The sensors are gathering information for the Manga-o-tama Ōhaupō Peat Lakes to Waipā River Connection project, a partnership that involves Iwi partners, Nga Iwi Tōpū O Waipā - Ngāti Apakura, Ngāti Hikairo, Ngāti Mahanga, local farmers and stakeholders including Waipā District Council, Waikato Regional Council, NZ Landcare Trust and the Manga-o-tama Wetland Restoration Trust.
The Manga-o-tama catchment is an important migration route for native fish species such as short-finned and long-finned eels. Other native fish recorded in the Manga-o-tama stream include banded kōkopu, black mudfish, common bully, cran’s bully, koura, smelt and torrent fish. Several rare terrestrial species have also been recorded at the site including Pūweto/spotless crake and Pekapeka-tou-roa/long tailed bat, one of only two remaining species of native land mammals in New Zealand.
The Manga-o-tama catchment project is supported by Living Water, a partnership between the Department of Conservation (DOC) and Fonterra, who funded the sensors. Living Water was keen to support this new water quality monitoring approach as our trial projects across Aotearoa to date have involved time-consuming manual collection of water samples that just provide a snapshot of water quality at the time the sample is taken. showed us Living Water Freshwater Science Lead Dr Katie Collins says for the Manga-o-tama project, Living Water wanted to ensure water quality information could be collected more frequently, reliably and safely.
“Monthly data provides good information for establishing long-term trends and in large, stable bodies of water but results can be highly weather dependant and collection of samples is time consuming”, says Dr Collins. “Real-time water quality monitoring allows us to see daily patterns and changes as they happen, including the impacts of high rainfall events and different flows.”
The data capture has been enabled by IoT sensors installed by Spark’s partner Adroit and connected to its IoT network. In May 2022 sensors were installed in two tributaries that feed into the Manga-o-tama wetland. Every hour the sensors record nitrates (NO3), turbidity, total suspended solids, total dissolved solids, dissolved oxygen, water temperature, conductivity and pH. The information is accessible on a smartphone or computer, to anyone in the catchment who would benefit from the data, such as catchment groups, iwi and hapū, scientists and farmers. Dr Collins says the real time monitoring will allow Living Water and the project partners to understand long and short-term water quality trends in the catchment.

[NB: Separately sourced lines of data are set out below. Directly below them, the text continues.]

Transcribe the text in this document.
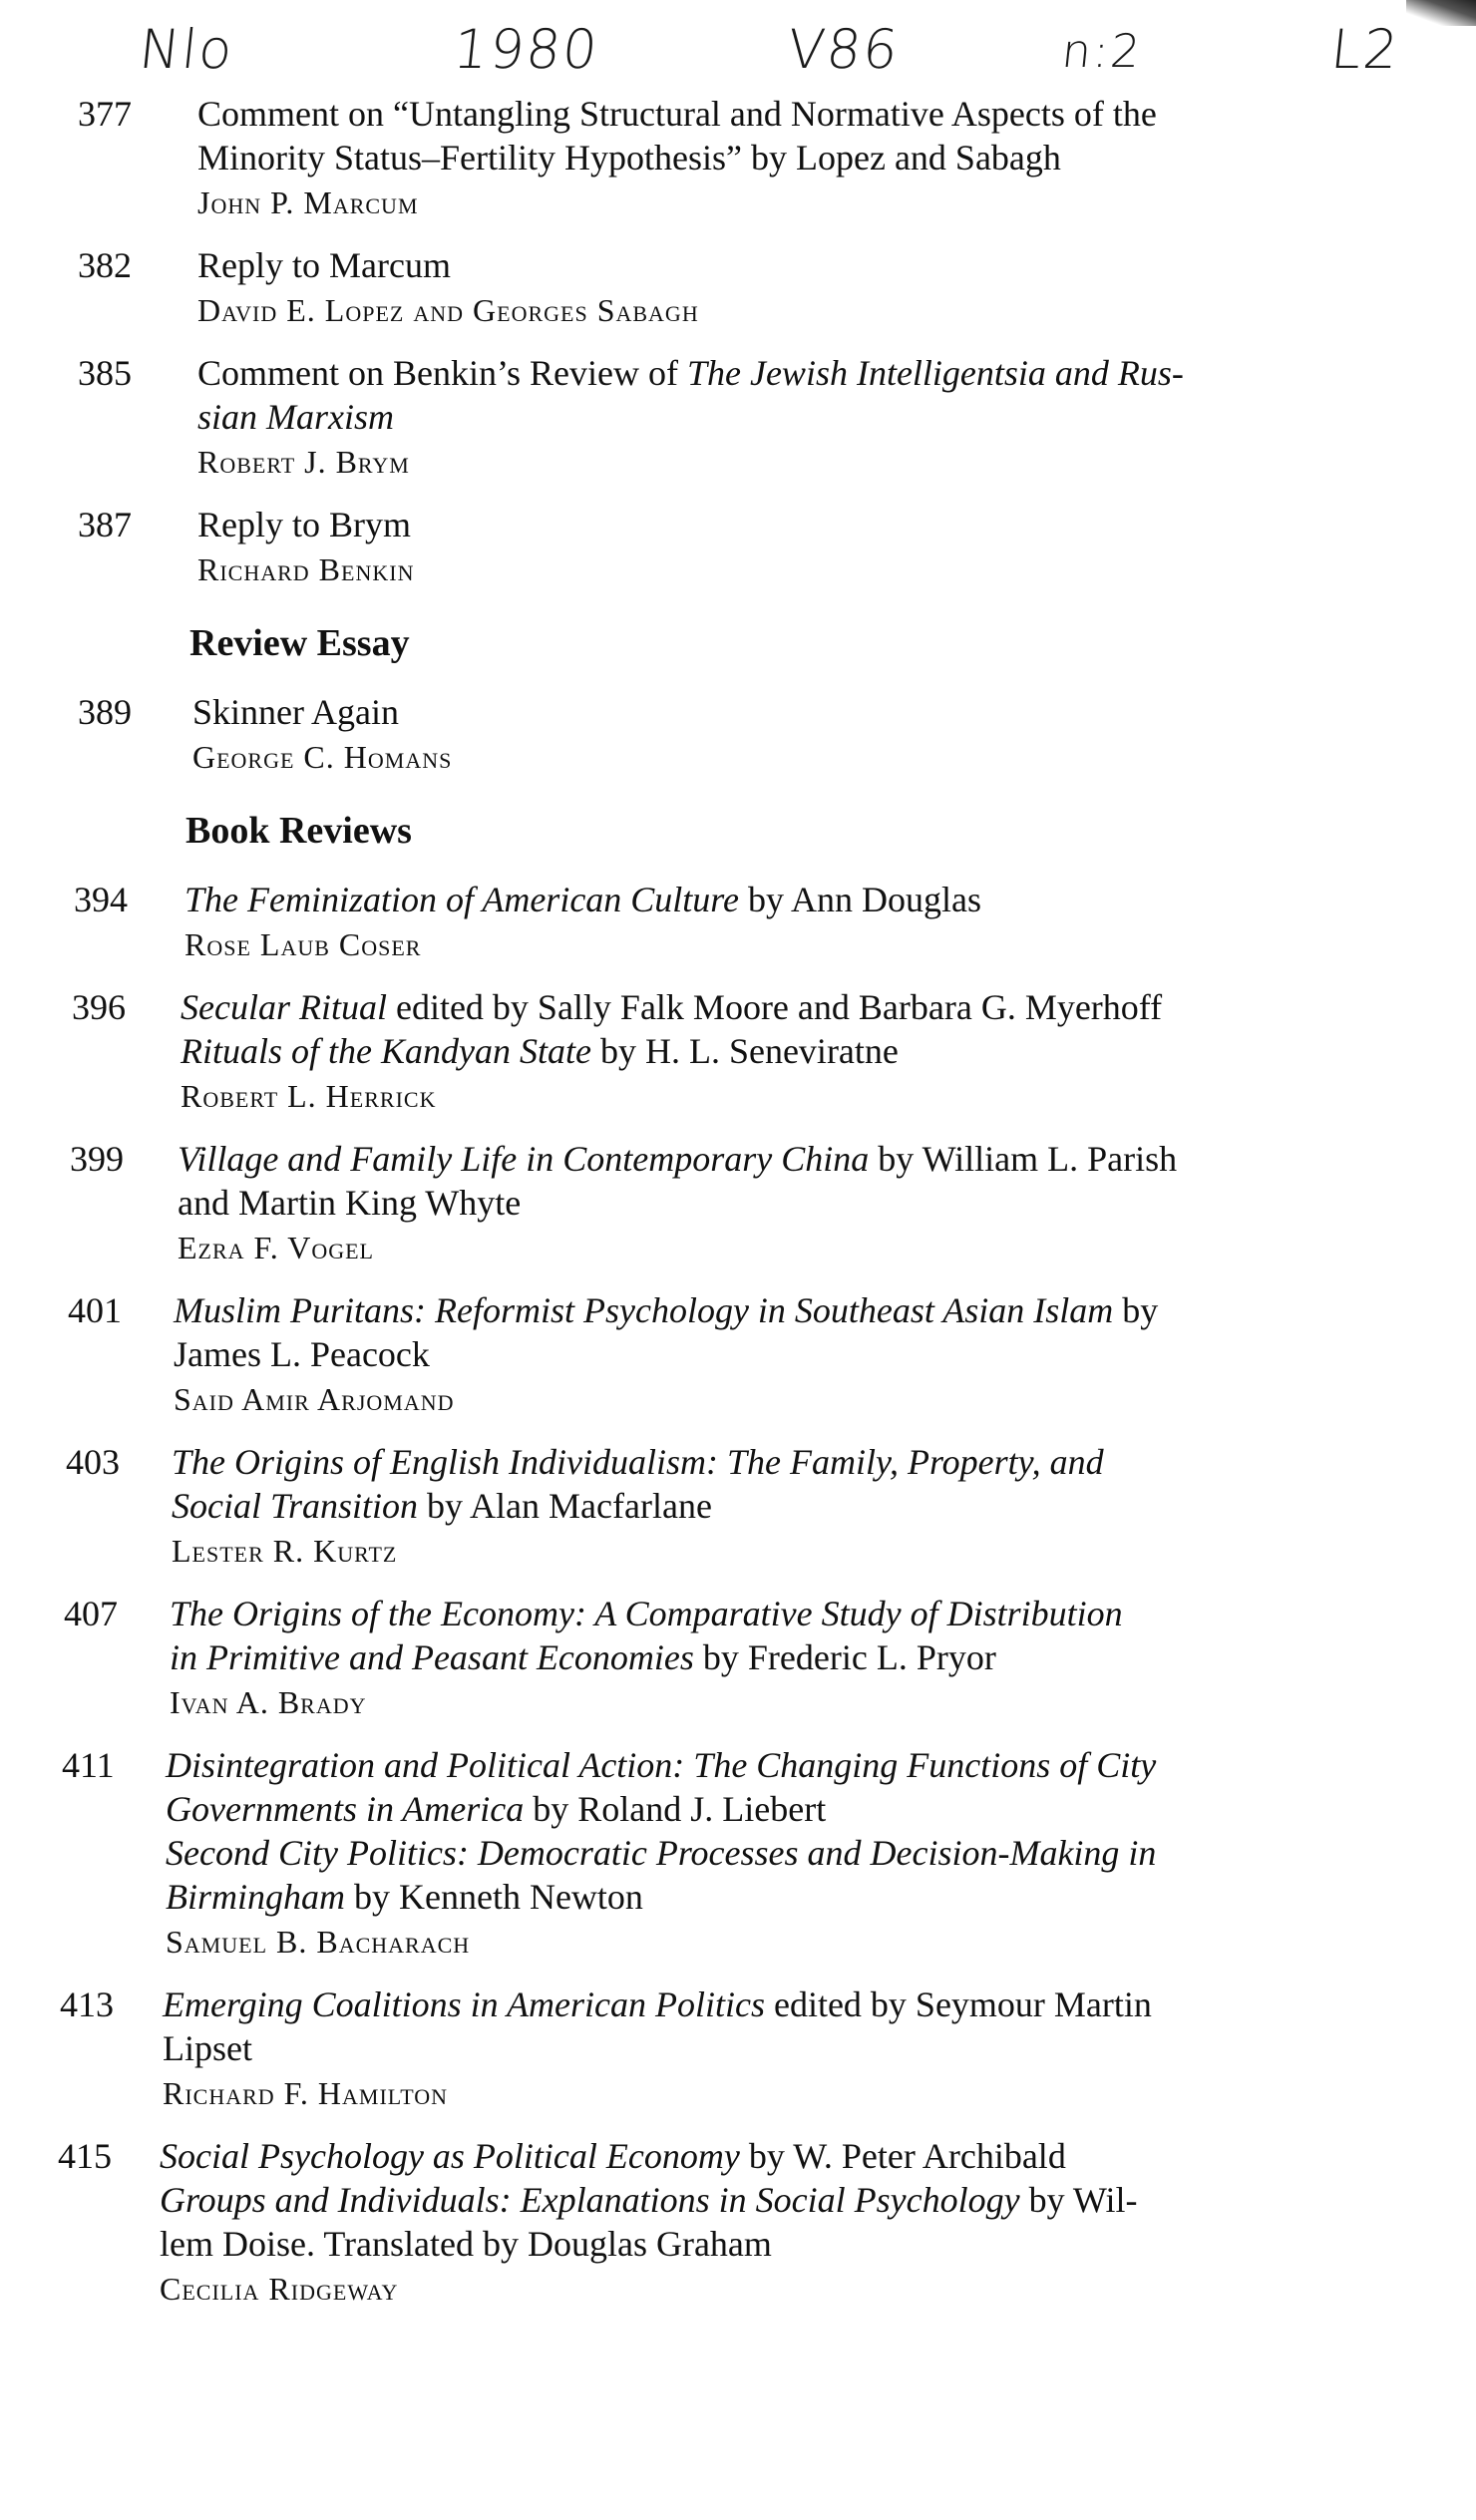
Nlo	1980	V86	n:2	L2
377 Comment on “Untangling Structural and Normative Aspects of the
Minority Status–Fertility Hypothesis” by Lopez and Sabagh
John P. Marcum
382 Reply to Marcum
David E. Lopez and Georges Sabagh
385 Comment on Benkin’s Review of The Jewish Intelligentsia and Rus-
sian Marxism
Robert J. Brym
387 Reply to Brym
Richard Benkin
Review Essay
389 Skinner Again
George C. Homans
Book Reviews
394 The Feminization of American Culture by Ann Douglas
Rose Laub Coser
396 Secular Ritual edited by Sally Falk Moore and Barbara G. Myerhoff
Rituals of the Kandyan State by H. L. Seneviratne
Robert L. Herrick
399 Village and Family Life in Contemporary China by William L. Parish
and Martin King Whyte
Ezra F. Vogel
401 Muslim Puritans: Reformist Psychology in Southeast Asian Islam by
James L. Peacock
Said Amir Arjomand
403 The Origins of English Individualism: The Family, Property, and
Social Transition by Alan Macfarlane
Lester R. Kurtz
407 The Origins of the Economy: A Comparative Study of Distribution
in Primitive and Peasant Economies by Frederic L. Pryor
Ivan A. Brady
411 Disintegration and Political Action: The Changing Functions of City
Governments in America by Roland J. Liebert
Second City Politics: Democratic Processes and Decision-Making in
Birmingham by Kenneth Newton
Samuel B. Bacharach
413 Emerging Coalitions in American Politics edited by Seymour Martin
Lipset
Richard F. Hamilton
415 Social Psychology as Political Economy by W. Peter Archibald
Groups and Individuals: Explanations in Social Psychology by Wil-
lem Doise. Translated by Douglas Graham
Cecilia Ridgeway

Spark IoT Lead, Tony Agar says smart technology can play a hugely critical role in helping ensure New Zealand’s freshwater lakes, streams and rivers are clean, swimmable and fit for recreational activities.
“Farming is central to New Zealand’s economy, but it can have a significant impact on our lowland freshwater ecosystems. By using sensors to provide real-time data to a web-based platform via the Spark CatM1 network, Living Water can easily see data visualisations of patterns, helping them to quickly identify any issues that need fixing.

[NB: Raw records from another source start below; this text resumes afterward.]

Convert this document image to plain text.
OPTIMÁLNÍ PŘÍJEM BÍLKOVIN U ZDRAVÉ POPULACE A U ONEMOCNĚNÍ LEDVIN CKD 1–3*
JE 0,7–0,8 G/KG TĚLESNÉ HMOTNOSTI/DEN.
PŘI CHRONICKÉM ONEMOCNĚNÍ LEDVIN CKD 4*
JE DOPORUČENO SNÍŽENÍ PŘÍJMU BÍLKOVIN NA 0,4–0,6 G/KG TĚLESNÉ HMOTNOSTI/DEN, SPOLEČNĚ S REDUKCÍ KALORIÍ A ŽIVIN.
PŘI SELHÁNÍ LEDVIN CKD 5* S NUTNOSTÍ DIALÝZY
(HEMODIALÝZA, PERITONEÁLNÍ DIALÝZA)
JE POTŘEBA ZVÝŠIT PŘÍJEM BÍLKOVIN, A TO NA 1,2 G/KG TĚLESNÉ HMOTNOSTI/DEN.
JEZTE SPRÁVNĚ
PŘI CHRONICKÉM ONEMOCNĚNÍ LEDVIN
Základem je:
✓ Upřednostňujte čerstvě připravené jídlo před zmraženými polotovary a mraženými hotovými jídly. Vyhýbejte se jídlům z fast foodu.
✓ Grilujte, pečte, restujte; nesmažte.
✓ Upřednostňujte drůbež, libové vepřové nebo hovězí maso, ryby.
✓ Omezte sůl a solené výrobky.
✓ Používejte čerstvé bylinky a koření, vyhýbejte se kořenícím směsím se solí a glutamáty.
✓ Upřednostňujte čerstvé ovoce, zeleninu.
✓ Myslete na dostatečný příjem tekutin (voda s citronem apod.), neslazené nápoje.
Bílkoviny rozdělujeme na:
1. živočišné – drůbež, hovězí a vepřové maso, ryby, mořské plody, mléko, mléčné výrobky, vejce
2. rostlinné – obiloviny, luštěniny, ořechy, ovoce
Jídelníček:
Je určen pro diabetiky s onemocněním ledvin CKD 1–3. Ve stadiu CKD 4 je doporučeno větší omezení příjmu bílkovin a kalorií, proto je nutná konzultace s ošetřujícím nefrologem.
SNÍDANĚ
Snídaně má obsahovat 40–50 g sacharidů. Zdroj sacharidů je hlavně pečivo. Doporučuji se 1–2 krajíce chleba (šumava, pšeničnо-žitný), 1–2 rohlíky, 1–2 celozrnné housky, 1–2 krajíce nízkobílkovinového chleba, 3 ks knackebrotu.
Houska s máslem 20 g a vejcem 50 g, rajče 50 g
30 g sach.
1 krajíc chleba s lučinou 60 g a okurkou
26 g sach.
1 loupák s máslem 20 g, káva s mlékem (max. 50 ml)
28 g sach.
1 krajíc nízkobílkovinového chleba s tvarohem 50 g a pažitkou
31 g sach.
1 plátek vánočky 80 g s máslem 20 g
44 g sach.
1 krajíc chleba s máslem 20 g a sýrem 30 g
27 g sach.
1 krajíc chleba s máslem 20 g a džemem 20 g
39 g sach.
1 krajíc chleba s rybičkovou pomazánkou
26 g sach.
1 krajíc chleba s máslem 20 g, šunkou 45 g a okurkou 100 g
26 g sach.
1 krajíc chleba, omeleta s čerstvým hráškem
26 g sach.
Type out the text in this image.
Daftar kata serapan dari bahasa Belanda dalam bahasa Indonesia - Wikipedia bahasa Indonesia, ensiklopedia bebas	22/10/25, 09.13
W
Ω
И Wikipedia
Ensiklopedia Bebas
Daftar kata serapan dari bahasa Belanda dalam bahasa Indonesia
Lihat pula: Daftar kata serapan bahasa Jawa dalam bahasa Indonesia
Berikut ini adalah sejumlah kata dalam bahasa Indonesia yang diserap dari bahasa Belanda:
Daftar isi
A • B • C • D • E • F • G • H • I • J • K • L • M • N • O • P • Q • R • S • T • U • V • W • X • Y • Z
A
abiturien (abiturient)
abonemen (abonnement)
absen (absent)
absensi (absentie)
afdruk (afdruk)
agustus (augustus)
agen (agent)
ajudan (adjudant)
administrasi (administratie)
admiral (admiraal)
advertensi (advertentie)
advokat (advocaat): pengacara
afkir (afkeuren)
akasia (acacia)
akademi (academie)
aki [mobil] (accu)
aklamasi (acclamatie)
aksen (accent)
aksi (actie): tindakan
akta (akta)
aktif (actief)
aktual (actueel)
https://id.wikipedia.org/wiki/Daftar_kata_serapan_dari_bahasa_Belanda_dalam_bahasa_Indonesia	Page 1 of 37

“This new automated approach to monitoring will help Living Water connect farmers to what is happening in their environment on a daily basis. Historically farmers could only see long term, high level regional data that might not relate to their catchment and its specific conditions. By creating true line of sight to what’s happening on their property, Living Water are seeing real engagement from farmers who are now taking proactive steps to restore their properties’ freshwater streams, lakes and rivers.”
“There can be a large amount of variation in water quality from day to day and in different flows, from natural causes and from land use”, says Dr Collins. “We don’t have a lot of information around these short-term trends because there was no way to collect the data.”

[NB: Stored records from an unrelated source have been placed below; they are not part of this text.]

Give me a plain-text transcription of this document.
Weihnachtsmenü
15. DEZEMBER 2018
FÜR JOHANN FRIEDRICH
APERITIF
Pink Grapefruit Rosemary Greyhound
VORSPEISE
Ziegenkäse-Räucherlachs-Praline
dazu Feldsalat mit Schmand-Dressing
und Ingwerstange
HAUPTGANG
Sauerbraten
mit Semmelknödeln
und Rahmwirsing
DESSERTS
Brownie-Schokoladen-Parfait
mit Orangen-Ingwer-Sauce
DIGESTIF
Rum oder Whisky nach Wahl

Living Water has learnt from previous projects that a lack of good quality data is a barrier to better catchment management. The Manga-o-tama catchment project group, along with other parties, will have access to the same data, building a shared understanding of the issues and enabling evidence-based decisions on interventions and land-use changes. Dr Collins says the real-time data will also confirm if interventions within the catchments are working.
“This data will let us know if the interventions like riparian planting, wetland restoration, fencing setbacks and on-farm changes are having an impact”, says Dr Collins. “Many of the interventions like wetland restoration and riparian planting reduce sediment entering waterways in high rainfall when it’s dangerous to gather water samples. These sensors are designed to withstand high flow conditions and will continue to provide real-time data in even the worst conditions.”